Une vingtaine de titres puisés dans ses trois albums s’égrènent comme les perles d’un chapelet. De prières, point, simplement les choses de la vie, les bonheurs comme les souffrances (ces Larmes secrètes de Roger, cette enfance brisée par L’ami de la famille) les espoirs comme les révoltes, le journal intime de [son] métier d’homme. Chantées avec douceur et tendresse de sa belle voix légère et grave, avec des envols, des berceuses, des cris parfois. Comme à une soirée entre amis autour d’une guitare folk, une Martin HD28 (celle qu’utilisait Eric Clapton ou John Lennon). Le descriptif vaut à lui seul voyage (Olivier est un globe-trotter) : épicéa de sikta massif, palissandre d’Inde de l’Est, acajou, ébène… Une veillée où l’on reprend en chœur « Salomé se lève à six heures… pour qu’on n’abîme pas ses rêves » ou « Les gens simples sont simplement des gens / Avec un cœur dedans. »
Le cœur, celui qu’on a à l’ouvrage, qui se fait fragile parfois, qu’on donne et qui se brise, lui importe tant qu’il figure dans trois titres de chansons et dans toute leur inspiration : « Dans le cœur des gens, pas pour la gloire et pour l’argent (…) juste le temps, de partager, juste un moment. »

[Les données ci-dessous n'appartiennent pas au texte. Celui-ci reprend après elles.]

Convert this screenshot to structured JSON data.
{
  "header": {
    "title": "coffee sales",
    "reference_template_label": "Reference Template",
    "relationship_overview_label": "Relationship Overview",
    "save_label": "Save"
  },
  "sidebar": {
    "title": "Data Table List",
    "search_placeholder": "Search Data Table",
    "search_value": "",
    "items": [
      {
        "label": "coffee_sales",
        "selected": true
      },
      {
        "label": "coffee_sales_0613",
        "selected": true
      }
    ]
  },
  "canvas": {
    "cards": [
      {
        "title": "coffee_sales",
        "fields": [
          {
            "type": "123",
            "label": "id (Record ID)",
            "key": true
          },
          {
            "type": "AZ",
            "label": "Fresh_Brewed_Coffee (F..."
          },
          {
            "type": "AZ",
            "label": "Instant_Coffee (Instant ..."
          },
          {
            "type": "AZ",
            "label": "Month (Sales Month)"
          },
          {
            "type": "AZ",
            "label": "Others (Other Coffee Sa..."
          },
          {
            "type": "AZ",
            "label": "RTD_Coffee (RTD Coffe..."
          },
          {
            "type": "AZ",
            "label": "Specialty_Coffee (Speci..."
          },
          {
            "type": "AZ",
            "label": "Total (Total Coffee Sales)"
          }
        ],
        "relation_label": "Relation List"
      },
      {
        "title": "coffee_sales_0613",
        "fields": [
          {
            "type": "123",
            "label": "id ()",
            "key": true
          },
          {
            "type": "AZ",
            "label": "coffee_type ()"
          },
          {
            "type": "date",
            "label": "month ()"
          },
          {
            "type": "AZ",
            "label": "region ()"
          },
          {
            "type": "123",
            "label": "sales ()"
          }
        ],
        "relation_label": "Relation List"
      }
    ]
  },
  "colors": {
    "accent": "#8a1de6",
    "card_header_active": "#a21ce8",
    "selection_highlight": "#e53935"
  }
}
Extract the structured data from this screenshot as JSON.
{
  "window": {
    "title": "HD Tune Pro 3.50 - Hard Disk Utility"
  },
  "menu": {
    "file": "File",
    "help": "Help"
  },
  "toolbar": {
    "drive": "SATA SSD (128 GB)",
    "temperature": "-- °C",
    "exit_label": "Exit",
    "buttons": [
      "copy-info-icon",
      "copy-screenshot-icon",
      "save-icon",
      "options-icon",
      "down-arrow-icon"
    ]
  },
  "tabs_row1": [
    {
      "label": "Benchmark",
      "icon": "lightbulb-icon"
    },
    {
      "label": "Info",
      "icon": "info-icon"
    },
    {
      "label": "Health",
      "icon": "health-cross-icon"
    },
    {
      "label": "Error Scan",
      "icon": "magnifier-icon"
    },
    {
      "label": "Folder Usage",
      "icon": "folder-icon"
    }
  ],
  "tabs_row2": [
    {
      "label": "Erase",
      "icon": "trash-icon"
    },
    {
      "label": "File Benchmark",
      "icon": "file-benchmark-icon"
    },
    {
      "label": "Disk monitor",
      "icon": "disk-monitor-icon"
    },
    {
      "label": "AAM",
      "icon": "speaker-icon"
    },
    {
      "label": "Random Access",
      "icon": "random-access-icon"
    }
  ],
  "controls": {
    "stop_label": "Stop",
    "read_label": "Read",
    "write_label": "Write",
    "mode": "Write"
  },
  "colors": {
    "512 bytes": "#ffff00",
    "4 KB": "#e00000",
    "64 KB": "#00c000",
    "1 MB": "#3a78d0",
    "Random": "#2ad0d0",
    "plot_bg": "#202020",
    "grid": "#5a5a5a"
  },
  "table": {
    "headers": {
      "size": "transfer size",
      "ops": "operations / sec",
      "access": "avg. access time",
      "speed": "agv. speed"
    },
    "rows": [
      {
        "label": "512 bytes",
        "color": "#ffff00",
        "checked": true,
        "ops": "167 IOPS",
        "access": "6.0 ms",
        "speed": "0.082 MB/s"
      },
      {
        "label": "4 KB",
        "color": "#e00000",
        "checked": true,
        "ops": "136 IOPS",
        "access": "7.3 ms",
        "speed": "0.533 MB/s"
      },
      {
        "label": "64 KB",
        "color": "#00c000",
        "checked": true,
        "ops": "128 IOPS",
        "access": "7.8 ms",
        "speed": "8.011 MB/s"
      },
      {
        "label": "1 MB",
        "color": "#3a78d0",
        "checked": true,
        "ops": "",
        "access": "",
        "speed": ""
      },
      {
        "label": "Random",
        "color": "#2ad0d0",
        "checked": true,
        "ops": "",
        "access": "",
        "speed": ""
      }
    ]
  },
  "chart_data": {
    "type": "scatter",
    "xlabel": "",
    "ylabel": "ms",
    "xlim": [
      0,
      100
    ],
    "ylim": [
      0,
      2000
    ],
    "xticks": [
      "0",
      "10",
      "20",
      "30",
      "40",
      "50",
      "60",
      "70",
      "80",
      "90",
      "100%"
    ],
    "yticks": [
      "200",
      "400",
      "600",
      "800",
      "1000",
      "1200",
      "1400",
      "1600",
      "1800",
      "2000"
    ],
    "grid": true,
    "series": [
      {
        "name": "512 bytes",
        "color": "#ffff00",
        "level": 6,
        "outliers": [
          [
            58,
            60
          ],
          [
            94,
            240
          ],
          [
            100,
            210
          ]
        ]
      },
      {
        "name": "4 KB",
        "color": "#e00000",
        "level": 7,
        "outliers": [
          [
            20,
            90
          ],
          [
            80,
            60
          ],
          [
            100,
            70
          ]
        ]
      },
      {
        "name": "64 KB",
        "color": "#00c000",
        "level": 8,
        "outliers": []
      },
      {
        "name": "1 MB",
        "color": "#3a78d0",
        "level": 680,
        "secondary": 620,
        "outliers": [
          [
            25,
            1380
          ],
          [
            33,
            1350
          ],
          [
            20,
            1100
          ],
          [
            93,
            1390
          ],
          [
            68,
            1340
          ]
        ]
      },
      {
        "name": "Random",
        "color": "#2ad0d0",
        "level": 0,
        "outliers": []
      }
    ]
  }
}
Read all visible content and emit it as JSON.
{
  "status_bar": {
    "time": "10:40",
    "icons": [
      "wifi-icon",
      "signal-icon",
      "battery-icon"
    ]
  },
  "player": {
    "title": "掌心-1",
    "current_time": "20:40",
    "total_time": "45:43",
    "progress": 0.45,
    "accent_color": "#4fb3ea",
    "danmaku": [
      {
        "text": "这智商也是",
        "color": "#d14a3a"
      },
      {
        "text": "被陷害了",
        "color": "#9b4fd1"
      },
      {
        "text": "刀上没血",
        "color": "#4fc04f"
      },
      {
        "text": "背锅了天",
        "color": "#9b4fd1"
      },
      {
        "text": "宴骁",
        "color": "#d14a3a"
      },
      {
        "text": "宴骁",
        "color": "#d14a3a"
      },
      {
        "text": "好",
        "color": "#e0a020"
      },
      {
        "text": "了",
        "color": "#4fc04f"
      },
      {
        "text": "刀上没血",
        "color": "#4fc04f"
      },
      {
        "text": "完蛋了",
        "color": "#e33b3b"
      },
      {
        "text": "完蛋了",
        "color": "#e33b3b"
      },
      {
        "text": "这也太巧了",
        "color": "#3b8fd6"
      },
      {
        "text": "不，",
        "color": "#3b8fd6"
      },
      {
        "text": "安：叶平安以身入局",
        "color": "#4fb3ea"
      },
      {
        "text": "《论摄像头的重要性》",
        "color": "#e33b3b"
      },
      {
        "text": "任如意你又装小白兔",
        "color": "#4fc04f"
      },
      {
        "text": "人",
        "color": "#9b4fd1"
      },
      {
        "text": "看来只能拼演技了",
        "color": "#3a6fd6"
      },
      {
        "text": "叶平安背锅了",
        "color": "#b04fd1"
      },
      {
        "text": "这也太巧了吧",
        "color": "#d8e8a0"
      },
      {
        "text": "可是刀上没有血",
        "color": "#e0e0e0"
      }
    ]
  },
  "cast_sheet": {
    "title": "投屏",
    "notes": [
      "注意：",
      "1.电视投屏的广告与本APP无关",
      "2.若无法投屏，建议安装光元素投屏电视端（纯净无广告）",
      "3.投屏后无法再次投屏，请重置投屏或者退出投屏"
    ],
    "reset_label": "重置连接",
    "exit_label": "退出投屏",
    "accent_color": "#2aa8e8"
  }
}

La première chanson qu’il ait écrite pour lui-même, Légitime défonce, sorte de tour du monde de l’alcool : « Un ouzo à Falassarna / Un chouchen à Quéven / Un passeport dans chaque port / Un rosé à Bandol » se termine dans un constat réquisitoire qui nous laisse, tout à coup, glacés : « Et ce mec qui rentre tard / Et ta fille qui sort de boîte / Et ce putain de virage à droite. »
Ses chansons dédiées aux femmes (dont la reprise de T’es marron de Francis Lalanne, qui rend honneur à ces femmes méprisées parce que trop généreuses en amour), à ces enfants qui l’ont fait père, même s’ils sont ceux de son aimée, nous touchent, nous les femmes, encore plus.
En cadeau, jouée assis à même le sol, la dernière chanson a été écrite spécialement pour nous, ses derniers spectateurs.
Olivier Béranger fait partie de ces artistes plus éclairés de lumière intérieure que de projecteurs sur scène. Il nous offre une sensibilité exacerbée aux moindres respirations de la vie, des souffles heureux aux derniers râles.
Ses talents d’auteur, de poète, de comédien, nous laissent, malgré notre déception, dans l’espoir D’autres rendez-vous.
Le profil facebook d’Olivier Béranger, c’est ici, ce que NosEnchanteurs a déjà dit de lui, c’est là.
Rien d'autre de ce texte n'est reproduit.